Today, the European Court agreed, ruling: "An author of software cannot oppose the resale of his 'used' licences allowing the use of his programs downloaded from the internet."
In theory, hurrah! But what does this really mean for games?
For starters, we have to point out that this is a preliminary ruling, and so not in itself binding - it's subject to being challenged, and for a national court to actually enforce. It's also worth noting that the software at the heart of the case isn't a game, but Oracle's tools, and a company selling 'spare' licenses.
In the world of games, the subtleties are different - for starters, DRM. By this verdict, you'd be okay with selling/gifting a DRM free game to anyone you chose, provided you deleted/destroyed/rendered useless your original copy. However, anything locked to a personal account and a service's DRM would be problematic, as the EU has specific anti-circumvention rules in place. There's not much use selling a game if the person buying it won't be able to play it. Insert your own Diablo 3 joke here.

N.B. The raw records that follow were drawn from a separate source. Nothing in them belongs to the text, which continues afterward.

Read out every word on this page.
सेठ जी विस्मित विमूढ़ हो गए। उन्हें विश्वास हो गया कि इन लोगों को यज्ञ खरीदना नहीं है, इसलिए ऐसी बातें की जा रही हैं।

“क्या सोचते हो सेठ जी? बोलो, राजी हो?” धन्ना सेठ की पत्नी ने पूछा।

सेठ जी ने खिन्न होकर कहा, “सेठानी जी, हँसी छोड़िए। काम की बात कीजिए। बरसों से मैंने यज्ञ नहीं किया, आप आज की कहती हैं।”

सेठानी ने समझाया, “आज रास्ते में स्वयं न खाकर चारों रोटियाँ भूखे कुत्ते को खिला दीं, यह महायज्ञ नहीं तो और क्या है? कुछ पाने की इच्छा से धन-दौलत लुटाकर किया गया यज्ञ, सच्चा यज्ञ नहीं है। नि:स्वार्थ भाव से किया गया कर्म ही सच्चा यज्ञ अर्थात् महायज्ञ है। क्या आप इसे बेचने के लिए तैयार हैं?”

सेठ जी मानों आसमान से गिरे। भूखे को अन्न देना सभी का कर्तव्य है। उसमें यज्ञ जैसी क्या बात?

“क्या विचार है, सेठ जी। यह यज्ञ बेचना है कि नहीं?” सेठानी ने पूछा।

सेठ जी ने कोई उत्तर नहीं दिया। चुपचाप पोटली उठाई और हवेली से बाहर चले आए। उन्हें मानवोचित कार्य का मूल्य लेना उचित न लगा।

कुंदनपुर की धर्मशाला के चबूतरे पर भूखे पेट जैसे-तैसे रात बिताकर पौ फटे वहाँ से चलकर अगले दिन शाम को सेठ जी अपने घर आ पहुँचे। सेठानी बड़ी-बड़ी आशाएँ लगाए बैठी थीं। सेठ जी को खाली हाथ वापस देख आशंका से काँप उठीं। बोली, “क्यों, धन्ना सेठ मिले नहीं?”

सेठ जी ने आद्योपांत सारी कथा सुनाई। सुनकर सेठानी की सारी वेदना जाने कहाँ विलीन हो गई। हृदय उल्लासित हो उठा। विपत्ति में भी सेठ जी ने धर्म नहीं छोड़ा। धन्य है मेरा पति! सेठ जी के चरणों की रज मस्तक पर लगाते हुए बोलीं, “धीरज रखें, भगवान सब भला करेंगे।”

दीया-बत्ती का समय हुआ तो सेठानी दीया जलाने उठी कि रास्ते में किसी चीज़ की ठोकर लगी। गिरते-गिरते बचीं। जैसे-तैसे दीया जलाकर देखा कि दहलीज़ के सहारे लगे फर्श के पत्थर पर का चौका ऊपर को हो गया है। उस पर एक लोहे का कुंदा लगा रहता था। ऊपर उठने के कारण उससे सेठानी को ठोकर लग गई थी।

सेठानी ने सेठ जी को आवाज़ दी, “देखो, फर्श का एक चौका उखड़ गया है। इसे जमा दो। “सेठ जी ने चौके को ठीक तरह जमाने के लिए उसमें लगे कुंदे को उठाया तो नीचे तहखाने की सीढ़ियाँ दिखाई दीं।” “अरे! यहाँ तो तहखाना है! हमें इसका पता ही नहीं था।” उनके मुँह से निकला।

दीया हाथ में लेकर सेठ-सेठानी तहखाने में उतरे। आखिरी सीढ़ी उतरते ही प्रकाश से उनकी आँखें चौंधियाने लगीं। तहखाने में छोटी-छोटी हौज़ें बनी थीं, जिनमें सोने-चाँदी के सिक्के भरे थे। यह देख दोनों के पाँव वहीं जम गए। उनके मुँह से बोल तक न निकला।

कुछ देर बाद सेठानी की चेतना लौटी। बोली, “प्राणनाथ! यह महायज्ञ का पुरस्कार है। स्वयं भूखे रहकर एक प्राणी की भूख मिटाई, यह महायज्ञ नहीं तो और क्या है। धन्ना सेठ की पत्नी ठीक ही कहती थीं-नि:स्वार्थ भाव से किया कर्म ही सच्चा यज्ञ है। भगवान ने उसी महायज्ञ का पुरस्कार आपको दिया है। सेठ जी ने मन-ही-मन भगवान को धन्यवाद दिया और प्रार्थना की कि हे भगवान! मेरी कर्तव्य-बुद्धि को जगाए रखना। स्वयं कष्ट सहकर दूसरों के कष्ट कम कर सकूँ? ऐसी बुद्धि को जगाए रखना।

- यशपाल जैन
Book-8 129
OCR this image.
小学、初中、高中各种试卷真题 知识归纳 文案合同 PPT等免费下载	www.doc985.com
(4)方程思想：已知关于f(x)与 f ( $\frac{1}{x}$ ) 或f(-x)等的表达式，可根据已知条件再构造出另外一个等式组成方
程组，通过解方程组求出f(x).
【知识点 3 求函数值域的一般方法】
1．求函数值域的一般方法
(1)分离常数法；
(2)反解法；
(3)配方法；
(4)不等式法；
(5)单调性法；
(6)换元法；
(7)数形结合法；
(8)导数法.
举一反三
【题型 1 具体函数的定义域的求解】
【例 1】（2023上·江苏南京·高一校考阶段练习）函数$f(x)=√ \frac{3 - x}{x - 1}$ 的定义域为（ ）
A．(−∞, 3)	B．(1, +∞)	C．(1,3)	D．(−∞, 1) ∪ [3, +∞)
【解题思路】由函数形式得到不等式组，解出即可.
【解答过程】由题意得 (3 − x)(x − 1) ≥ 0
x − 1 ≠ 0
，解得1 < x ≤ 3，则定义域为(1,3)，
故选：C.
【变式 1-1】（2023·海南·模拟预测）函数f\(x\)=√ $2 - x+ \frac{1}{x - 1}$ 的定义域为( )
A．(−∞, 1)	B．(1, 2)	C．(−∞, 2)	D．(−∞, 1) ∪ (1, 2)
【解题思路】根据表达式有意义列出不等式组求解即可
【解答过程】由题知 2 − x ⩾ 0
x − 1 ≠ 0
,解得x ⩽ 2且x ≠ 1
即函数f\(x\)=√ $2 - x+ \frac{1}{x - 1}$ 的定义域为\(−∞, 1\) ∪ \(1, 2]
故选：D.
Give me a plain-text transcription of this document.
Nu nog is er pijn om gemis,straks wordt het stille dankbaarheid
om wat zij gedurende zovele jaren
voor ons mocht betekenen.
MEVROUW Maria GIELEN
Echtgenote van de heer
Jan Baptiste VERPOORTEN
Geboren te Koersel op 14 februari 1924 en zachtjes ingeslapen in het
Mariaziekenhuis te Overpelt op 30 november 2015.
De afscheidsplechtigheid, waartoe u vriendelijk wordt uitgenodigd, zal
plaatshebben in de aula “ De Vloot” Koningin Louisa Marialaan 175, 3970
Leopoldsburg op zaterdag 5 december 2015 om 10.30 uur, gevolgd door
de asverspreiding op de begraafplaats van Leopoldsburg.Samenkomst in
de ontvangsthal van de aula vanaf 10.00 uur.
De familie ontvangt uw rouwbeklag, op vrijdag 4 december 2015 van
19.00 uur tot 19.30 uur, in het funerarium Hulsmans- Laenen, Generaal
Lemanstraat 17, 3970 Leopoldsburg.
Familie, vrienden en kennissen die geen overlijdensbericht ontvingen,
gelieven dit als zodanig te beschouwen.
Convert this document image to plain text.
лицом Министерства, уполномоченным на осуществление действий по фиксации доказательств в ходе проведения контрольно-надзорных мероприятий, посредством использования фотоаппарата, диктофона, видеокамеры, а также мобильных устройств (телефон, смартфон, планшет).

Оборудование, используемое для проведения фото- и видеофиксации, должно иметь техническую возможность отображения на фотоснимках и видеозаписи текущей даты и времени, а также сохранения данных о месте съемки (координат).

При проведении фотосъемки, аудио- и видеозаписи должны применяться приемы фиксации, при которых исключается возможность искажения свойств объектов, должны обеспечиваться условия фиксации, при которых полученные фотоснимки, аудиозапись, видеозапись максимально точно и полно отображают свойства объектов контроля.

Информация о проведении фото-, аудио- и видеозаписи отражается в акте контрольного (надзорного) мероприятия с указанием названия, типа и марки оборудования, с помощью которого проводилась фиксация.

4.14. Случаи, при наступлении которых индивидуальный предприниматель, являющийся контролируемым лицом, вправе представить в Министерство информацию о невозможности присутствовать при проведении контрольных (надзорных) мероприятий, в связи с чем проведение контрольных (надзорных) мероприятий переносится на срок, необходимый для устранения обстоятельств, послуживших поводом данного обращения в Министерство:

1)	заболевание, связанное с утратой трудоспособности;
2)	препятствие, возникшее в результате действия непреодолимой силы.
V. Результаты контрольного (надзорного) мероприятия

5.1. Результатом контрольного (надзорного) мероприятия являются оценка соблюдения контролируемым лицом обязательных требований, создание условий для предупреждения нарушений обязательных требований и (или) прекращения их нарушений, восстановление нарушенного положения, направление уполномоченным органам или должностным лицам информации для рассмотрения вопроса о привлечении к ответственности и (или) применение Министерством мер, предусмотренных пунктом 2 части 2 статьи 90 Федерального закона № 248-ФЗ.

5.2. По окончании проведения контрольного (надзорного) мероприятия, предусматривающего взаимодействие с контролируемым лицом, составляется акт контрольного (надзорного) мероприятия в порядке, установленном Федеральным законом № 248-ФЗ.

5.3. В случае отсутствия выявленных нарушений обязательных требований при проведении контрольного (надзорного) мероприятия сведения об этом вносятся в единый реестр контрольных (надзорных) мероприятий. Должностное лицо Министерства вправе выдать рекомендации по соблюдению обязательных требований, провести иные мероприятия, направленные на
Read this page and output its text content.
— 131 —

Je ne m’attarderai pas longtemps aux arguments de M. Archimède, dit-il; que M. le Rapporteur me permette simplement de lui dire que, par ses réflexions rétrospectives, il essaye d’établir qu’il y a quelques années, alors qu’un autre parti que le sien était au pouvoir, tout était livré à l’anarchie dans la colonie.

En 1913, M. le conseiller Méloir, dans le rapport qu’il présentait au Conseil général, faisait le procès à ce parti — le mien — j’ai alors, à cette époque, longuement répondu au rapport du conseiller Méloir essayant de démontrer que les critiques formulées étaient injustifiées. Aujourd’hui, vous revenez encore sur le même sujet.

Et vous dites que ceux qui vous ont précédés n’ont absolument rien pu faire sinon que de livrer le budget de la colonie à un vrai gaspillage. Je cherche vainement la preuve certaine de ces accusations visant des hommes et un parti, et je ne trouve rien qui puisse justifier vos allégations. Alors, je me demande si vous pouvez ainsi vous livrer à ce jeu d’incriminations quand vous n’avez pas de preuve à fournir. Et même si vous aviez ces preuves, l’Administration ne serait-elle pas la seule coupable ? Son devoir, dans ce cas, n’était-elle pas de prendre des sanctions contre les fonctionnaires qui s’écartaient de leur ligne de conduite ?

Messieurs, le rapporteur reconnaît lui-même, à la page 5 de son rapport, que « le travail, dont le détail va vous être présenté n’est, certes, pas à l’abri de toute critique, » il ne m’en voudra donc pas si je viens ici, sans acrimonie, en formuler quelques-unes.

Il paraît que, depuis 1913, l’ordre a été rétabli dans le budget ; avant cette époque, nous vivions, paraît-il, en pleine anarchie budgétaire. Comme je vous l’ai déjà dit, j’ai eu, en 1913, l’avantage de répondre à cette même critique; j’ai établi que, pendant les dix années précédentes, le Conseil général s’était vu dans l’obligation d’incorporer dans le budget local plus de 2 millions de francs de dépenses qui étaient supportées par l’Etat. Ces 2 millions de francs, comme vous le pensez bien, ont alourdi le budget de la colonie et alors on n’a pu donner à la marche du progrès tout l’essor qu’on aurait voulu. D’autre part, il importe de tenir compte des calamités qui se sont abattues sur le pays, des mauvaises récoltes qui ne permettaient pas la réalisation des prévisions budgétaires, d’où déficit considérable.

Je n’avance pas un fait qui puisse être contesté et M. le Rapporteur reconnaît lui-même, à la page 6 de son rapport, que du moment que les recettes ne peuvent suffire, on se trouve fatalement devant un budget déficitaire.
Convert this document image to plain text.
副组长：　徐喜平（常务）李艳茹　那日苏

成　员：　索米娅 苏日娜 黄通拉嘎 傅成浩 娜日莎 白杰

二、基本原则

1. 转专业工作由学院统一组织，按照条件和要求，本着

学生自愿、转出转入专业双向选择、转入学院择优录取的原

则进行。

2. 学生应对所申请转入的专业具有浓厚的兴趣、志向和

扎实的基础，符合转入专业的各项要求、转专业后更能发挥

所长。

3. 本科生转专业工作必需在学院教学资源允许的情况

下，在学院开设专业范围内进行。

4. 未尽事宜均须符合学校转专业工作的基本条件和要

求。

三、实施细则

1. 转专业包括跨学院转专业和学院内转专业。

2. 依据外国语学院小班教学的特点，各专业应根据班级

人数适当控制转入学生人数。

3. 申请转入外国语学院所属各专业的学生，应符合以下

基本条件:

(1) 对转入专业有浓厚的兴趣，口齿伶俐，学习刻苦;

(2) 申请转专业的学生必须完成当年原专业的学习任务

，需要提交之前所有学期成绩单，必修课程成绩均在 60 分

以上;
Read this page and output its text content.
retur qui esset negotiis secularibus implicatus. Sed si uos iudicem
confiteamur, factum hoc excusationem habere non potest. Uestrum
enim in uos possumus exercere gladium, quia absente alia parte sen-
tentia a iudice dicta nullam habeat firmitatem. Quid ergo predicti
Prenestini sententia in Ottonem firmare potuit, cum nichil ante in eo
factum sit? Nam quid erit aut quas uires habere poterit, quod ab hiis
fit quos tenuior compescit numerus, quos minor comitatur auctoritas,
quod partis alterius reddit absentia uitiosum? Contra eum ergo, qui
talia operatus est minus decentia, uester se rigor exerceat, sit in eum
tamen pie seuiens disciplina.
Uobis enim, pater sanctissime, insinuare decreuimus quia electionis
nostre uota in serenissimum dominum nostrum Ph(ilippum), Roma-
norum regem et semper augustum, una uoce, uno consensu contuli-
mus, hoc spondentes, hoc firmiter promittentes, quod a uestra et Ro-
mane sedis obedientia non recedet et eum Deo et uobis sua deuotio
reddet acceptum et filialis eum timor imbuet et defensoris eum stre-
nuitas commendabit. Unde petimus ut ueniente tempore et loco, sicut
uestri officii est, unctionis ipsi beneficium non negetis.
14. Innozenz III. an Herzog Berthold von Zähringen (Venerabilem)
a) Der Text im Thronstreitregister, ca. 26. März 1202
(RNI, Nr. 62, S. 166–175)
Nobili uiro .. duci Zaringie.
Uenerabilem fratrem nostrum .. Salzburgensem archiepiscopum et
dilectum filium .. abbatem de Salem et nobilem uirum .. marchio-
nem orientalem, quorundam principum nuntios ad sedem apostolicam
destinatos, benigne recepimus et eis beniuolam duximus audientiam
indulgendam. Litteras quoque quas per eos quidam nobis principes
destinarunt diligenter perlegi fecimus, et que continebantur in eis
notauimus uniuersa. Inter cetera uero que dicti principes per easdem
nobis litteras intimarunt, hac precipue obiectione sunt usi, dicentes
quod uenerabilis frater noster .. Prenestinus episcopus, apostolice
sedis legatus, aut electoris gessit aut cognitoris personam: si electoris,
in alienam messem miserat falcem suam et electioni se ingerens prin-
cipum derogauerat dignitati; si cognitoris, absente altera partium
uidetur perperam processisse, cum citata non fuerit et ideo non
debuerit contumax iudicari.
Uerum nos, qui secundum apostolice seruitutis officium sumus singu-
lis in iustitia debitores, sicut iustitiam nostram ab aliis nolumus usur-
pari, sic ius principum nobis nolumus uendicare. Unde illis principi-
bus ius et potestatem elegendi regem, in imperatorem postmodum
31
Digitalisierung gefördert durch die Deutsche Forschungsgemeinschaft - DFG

At the same time though, would that make DRM officially a tool to stop people reselling their games? That would be specifically against this ruling, which prohibits any preventative action. An interesting clash, to be sure, if the courts can be convinced it isn't simply a question of fighting piracy.
Check out the précis of the ruling here and the full text here . Expect to see the digital distribution industry fight this tooth and nail though - their control over products (to at least honest customers) and lock-in is a huge part of digital's appeal, and not a power any of the big boys will give up lightly.